SMRs and AMRs

Saturday, September 15, 2012

Operating system battles déjà vu

Android wins the smartphone wars

By Joe Wilcox, BetaNews

In October 2009, I explained why "Apple cannot win the smartphone wars". That was just a year after Google launched the first Android handset, the G1, on T-Mobile and days after Verizon debuted the hugely-successful Motorola Droid. By end of that year, Android had paltry 3.9 percent smartphone sales share, according to Gartner. My prediction drew loads of criticism from the Apple Fan Club of bloggers, journalists and other writers.

Fast-forward to second quarter 2012 and Android's global sales share is 64.1 percent for all phones, not just smart ones. iOS: 18.8 percent. My how times change. Increasingly, Android and iOS look exactly like Windows and Mac OS in the 1980s and 1990s, as I predicted would be the case.

By the way, three years ago, Gartner prediced that for 2012, Symbian would be top-ranked with 37.4 percent share, followed by Android (18 percent) and iOS (13.6 percent). Opps [sic].
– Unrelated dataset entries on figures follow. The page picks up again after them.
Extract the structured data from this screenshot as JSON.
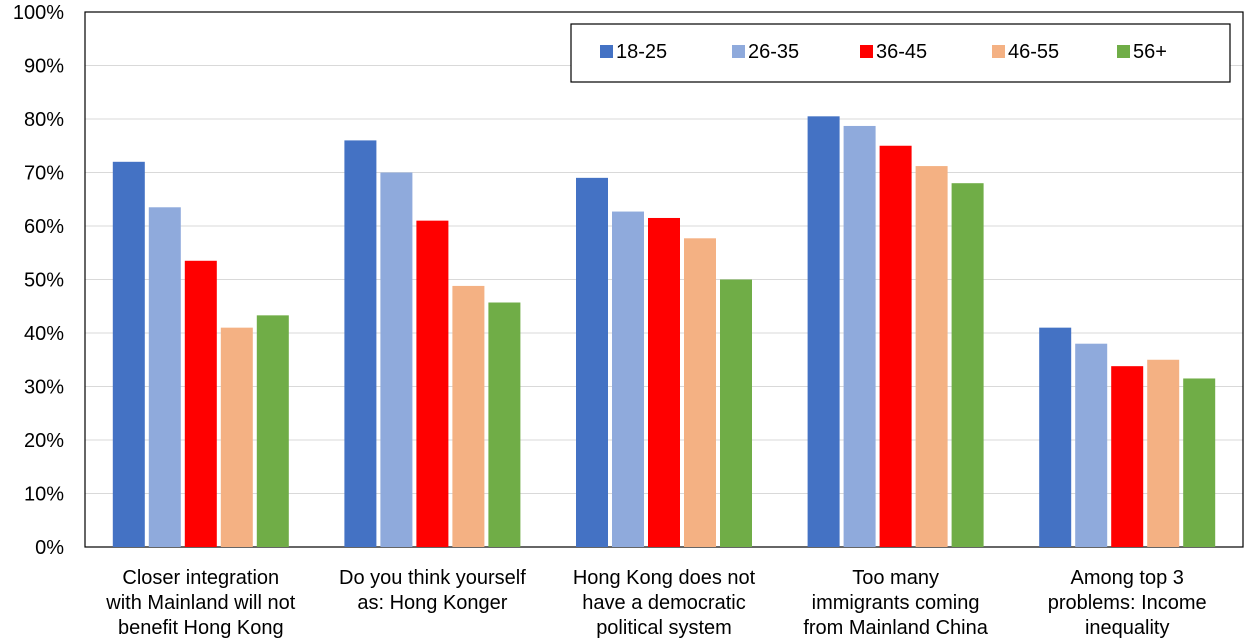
{
  "chart_data": {
    "type": "bar",
    "title": "",
    "xlabel": "",
    "ylabel": "",
    "ylim": [
      0,
      100
    ],
    "yticks": [
      "0%",
      "10%",
      "20%",
      "30%",
      "40%",
      "50%",
      "60%",
      "70%",
      "80%",
      "90%",
      "100%"
    ],
    "grid": true,
    "legend_position": "top-right",
    "categories": [
      [
        "Closer integration",
        "with Mainland will not",
        "benefit Hong Kong"
      ],
      [
        "Do you think yourself",
        "as: Hong Konger"
      ],
      [
        "Hong Kong does not",
        "have a democratic",
        "political system"
      ],
      [
        "Too many",
        "immigrants coming",
        "from Mainland China"
      ],
      [
        "Among top 3",
        "problems: Income",
        "inequality"
      ]
    ],
    "series": [
      {
        "name": "18-25",
        "color": "#4472C4",
        "values": [
          72,
          76,
          69,
          80.5,
          41
        ]
      },
      {
        "name": "26-35",
        "color": "#8FAADC",
        "values": [
          63.5,
          70,
          62.7,
          78.7,
          38
        ]
      },
      {
        "name": "36-45",
        "color": "#FF0000",
        "values": [
          53.5,
          61,
          61.5,
          75,
          33.8
        ]
      },
      {
        "name": "46-55",
        "color": "#F4B183",
        "values": [
          41,
          48.8,
          57.7,
          71.2,
          35
        ]
      },
      {
        "name": "56+",
        "color": "#70AD47",
        "values": [
          43.3,
          45.7,
          50,
          68,
          31.5
        ]
      }
    ]
  }
}
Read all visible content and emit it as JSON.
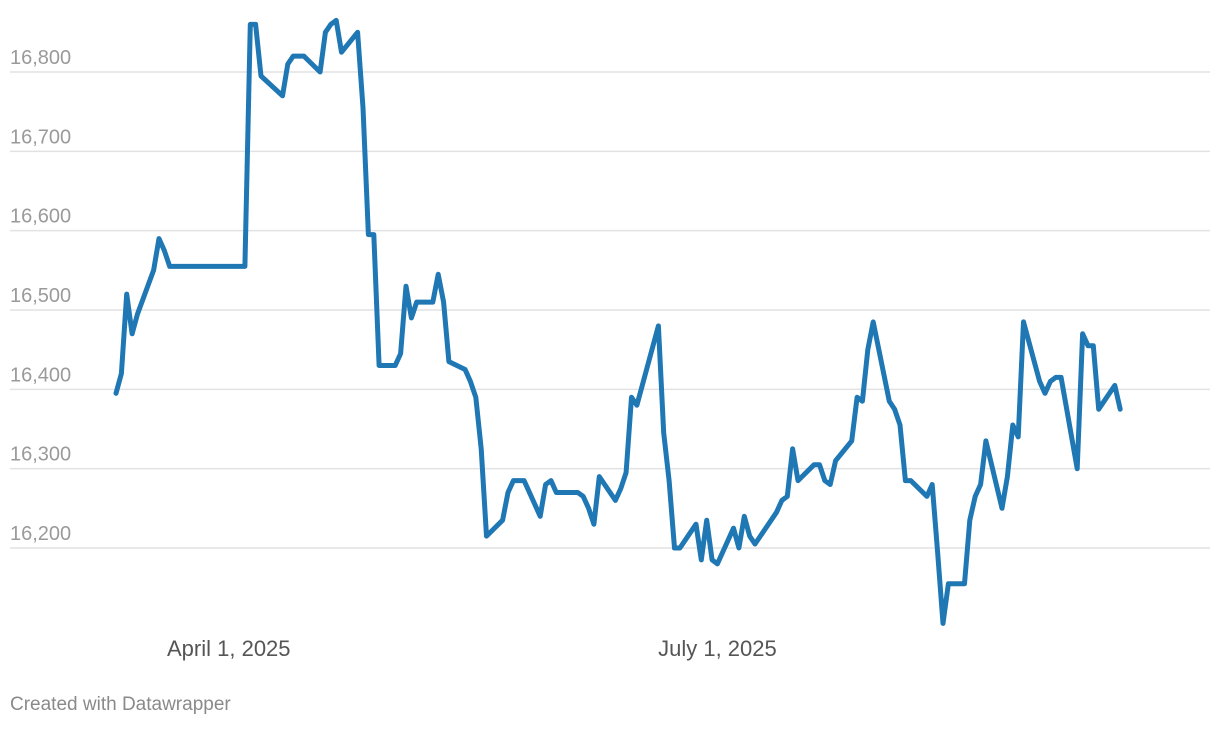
{
  "footer": {
    "credit": "Created with Datawrapper"
  },
  "colors": {
    "line": "#1f77b4",
    "grid": "#e2e2e2",
    "tick_text": "#9a9a9a",
    "x_tick_text": "#555555"
  },
  "chart_data": {
    "type": "line",
    "title": "",
    "xlabel": "",
    "ylabel": "",
    "grid": true,
    "ylim": [
      16100,
      16870
    ],
    "y_ticks": [
      {
        "value": 16200,
        "label": "16,200"
      },
      {
        "value": 16300,
        "label": "16,300"
      },
      {
        "value": 16400,
        "label": "16,400"
      },
      {
        "value": 16500,
        "label": "16,500"
      },
      {
        "value": 16600,
        "label": "16,600"
      },
      {
        "value": 16700,
        "label": "16,700"
      },
      {
        "value": 16800,
        "label": "16,800"
      }
    ],
    "x_range": [
      "2025-03-11",
      "2025-09-27"
    ],
    "x_ticks": [
      {
        "date": "2025-04-01",
        "label": "April 1, 2025"
      },
      {
        "date": "2025-07-01",
        "label": "July 1, 2025"
      }
    ],
    "series": [
      {
        "points": [
          [
            "2025-03-11",
            16395
          ],
          [
            "2025-03-12",
            16420
          ],
          [
            "2025-03-13",
            16520
          ],
          [
            "2025-03-14",
            16470
          ],
          [
            "2025-03-15",
            16495
          ],
          [
            "2025-03-18",
            16550
          ],
          [
            "2025-03-19",
            16590
          ],
          [
            "2025-03-20",
            16575
          ],
          [
            "2025-03-21",
            16555
          ],
          [
            "2025-03-24",
            16555
          ],
          [
            "2025-04-04",
            16555
          ],
          [
            "2025-04-05",
            16860
          ],
          [
            "2025-04-06",
            16860
          ],
          [
            "2025-04-07",
            16795
          ],
          [
            "2025-04-11",
            16770
          ],
          [
            "2025-04-12",
            16810
          ],
          [
            "2025-04-13",
            16820
          ],
          [
            "2025-04-15",
            16820
          ],
          [
            "2025-04-18",
            16800
          ],
          [
            "2025-04-19",
            16850
          ],
          [
            "2025-04-20",
            16860
          ],
          [
            "2025-04-21",
            16865
          ],
          [
            "2025-04-22",
            16825
          ],
          [
            "2025-04-25",
            16850
          ],
          [
            "2025-04-26",
            16755
          ],
          [
            "2025-04-27",
            16595
          ],
          [
            "2025-04-28",
            16595
          ],
          [
            "2025-04-29",
            16430
          ],
          [
            "2025-05-02",
            16430
          ],
          [
            "2025-05-03",
            16445
          ],
          [
            "2025-05-04",
            16530
          ],
          [
            "2025-05-05",
            16490
          ],
          [
            "2025-05-06",
            16510
          ],
          [
            "2025-05-09",
            16510
          ],
          [
            "2025-05-10",
            16545
          ],
          [
            "2025-05-11",
            16510
          ],
          [
            "2025-05-12",
            16435
          ],
          [
            "2025-05-15",
            16425
          ],
          [
            "2025-05-16",
            16410
          ],
          [
            "2025-05-17",
            16390
          ],
          [
            "2025-05-18",
            16325
          ],
          [
            "2025-05-19",
            16215
          ],
          [
            "2025-05-22",
            16235
          ],
          [
            "2025-05-23",
            16270
          ],
          [
            "2025-05-24",
            16285
          ],
          [
            "2025-05-26",
            16285
          ],
          [
            "2025-05-29",
            16240
          ],
          [
            "2025-05-30",
            16280
          ],
          [
            "2025-05-31",
            16285
          ],
          [
            "2025-06-01",
            16270
          ],
          [
            "2025-06-05",
            16270
          ],
          [
            "2025-06-06",
            16265
          ],
          [
            "2025-06-07",
            16250
          ],
          [
            "2025-06-08",
            16230
          ],
          [
            "2025-06-09",
            16290
          ],
          [
            "2025-06-12",
            16260
          ],
          [
            "2025-06-13",
            16275
          ],
          [
            "2025-06-14",
            16295
          ],
          [
            "2025-06-15",
            16390
          ],
          [
            "2025-06-16",
            16380
          ],
          [
            "2025-06-20",
            16480
          ],
          [
            "2025-06-21",
            16345
          ],
          [
            "2025-06-22",
            16285
          ],
          [
            "2025-06-23",
            16200
          ],
          [
            "2025-06-24",
            16200
          ],
          [
            "2025-06-27",
            16230
          ],
          [
            "2025-06-28",
            16185
          ],
          [
            "2025-06-29",
            16235
          ],
          [
            "2025-06-30",
            16185
          ],
          [
            "2025-07-01",
            16180
          ],
          [
            "2025-07-04",
            16225
          ],
          [
            "2025-07-05",
            16200
          ],
          [
            "2025-07-06",
            16240
          ],
          [
            "2025-07-07",
            16215
          ],
          [
            "2025-07-08",
            16205
          ],
          [
            "2025-07-12",
            16245
          ],
          [
            "2025-07-13",
            16260
          ],
          [
            "2025-07-14",
            16265
          ],
          [
            "2025-07-15",
            16325
          ],
          [
            "2025-07-16",
            16285
          ],
          [
            "2025-07-19",
            16305
          ],
          [
            "2025-07-20",
            16305
          ],
          [
            "2025-07-21",
            16285
          ],
          [
            "2025-07-22",
            16280
          ],
          [
            "2025-07-23",
            16310
          ],
          [
            "2025-07-26",
            16335
          ],
          [
            "2025-07-27",
            16390
          ],
          [
            "2025-07-28",
            16385
          ],
          [
            "2025-07-29",
            16450
          ],
          [
            "2025-07-30",
            16485
          ],
          [
            "2025-08-02",
            16385
          ],
          [
            "2025-08-03",
            16375
          ],
          [
            "2025-08-04",
            16355
          ],
          [
            "2025-08-05",
            16285
          ],
          [
            "2025-08-06",
            16285
          ],
          [
            "2025-08-09",
            16265
          ],
          [
            "2025-08-10",
            16280
          ],
          [
            "2025-08-11",
            16195
          ],
          [
            "2025-08-12",
            16105
          ],
          [
            "2025-08-13",
            16155
          ],
          [
            "2025-08-16",
            16155
          ],
          [
            "2025-08-17",
            16235
          ],
          [
            "2025-08-18",
            16265
          ],
          [
            "2025-08-19",
            16280
          ],
          [
            "2025-08-20",
            16335
          ],
          [
            "2025-08-23",
            16250
          ],
          [
            "2025-08-24",
            16290
          ],
          [
            "2025-08-25",
            16355
          ],
          [
            "2025-08-26",
            16340
          ],
          [
            "2025-08-27",
            16485
          ],
          [
            "2025-08-30",
            16410
          ],
          [
            "2025-08-31",
            16395
          ],
          [
            "2025-09-01",
            16410
          ],
          [
            "2025-09-02",
            16415
          ],
          [
            "2025-09-03",
            16415
          ],
          [
            "2025-09-06",
            16300
          ],
          [
            "2025-09-07",
            16470
          ],
          [
            "2025-09-08",
            16455
          ],
          [
            "2025-09-09",
            16455
          ],
          [
            "2025-09-10",
            16375
          ],
          [
            "2025-09-13",
            16405
          ],
          [
            "2025-09-14",
            16375
          ]
        ]
      }
    ]
  }
}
Two days ago, Android chief Andy Rubin revealed startling data: Cumulative device shipments reached 500 million, putting Google's OS ahead of Apple's for the first time. During Apple's calendar second quarter earnings call, CFO Peter Oppenheimer put cumulative iOS sales at 410 million through June 30. Strangely, yesterday, CEO Tim Cook reduced the number to 400 million. WTH?